Current Exhibition
Jessamyn Plotts, Detain / Contain / Bind / Boundary / Membrane / Puncture / Break / Rupture
December 13, 2025–January 3, 2026
Gallery hours
Saturday, December 13, 11am-3pm
Saturday, December 20, 11am-3pm
Saturday, December 27, 11am-3pm
Friday, January 2, 6–9pm – Artist’s Reception
Saturday, January 3, 11am-3pm
Jessamyn Plotts is an artist and writer based in Texas. She is a professor at Texas State University, where she teaches drawing and foundations in the School of Art and Design. Plotts grew up in Texas, earned her BFA from Texas State University, and holds an MFA from Southern Methodist University.
Plotts’ work deals with edges—what separates vision from the physical body, or the self from others. Her practice asks: why do we contain and define images the way we do? What happens when the boundaries between art and life, image and body, subject and object begin to blur?
To pursue this blurring, Plotts manipulates the edges of the picture plane—making them soft, irregular, jagged, or broken, sometimes leaning into a traditional rectangular structure. She approaches painting and drawing as methods for exploring separations between mind and body, self and other, using them to situate her lived experience against a backdrop of pop culture images. Within her paintings, subject matter tends to disintegrate rather than cohere, resisting containment.

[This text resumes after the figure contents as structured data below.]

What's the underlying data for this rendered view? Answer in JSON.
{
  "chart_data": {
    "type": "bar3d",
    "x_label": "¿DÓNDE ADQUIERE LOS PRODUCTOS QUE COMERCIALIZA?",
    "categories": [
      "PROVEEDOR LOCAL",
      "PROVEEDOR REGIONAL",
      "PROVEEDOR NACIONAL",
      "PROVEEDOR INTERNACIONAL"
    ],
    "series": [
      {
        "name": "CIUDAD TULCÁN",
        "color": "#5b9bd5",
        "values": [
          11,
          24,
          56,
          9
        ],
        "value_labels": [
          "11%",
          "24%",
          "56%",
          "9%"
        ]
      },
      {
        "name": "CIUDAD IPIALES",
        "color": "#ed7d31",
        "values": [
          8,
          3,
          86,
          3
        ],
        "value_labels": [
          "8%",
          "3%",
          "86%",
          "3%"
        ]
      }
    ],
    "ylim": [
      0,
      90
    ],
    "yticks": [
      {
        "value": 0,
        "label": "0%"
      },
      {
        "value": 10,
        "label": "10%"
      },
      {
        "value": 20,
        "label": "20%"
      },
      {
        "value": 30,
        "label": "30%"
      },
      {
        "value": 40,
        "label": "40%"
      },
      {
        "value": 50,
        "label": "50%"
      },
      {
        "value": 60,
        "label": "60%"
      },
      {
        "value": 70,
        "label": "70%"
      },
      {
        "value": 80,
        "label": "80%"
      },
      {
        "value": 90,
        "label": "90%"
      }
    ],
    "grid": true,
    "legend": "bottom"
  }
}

Drawing plays an equally central role in her practice. Plotts sees drawing as a means of translating thought, while painting becomes a space for testing broader theoretical arguments about the role of painting in contemporary society. Often, these two processes converge—she draws with paint or paints with drawing materials—suggesting that their divergence lies not in medium but in the differing mental states each activity provokes.
In recent years, her work has expanded into installation, performance, and video. Many of her installations position paintings and drawings across multiple planes of space, externalizing the fragmented way we navigate digital images. Her time-based works explore similar boundaries, probing the shifting edge between subjective experience, physical embodiment, and the two-dimensional image as an object hovering between material and immaterial states.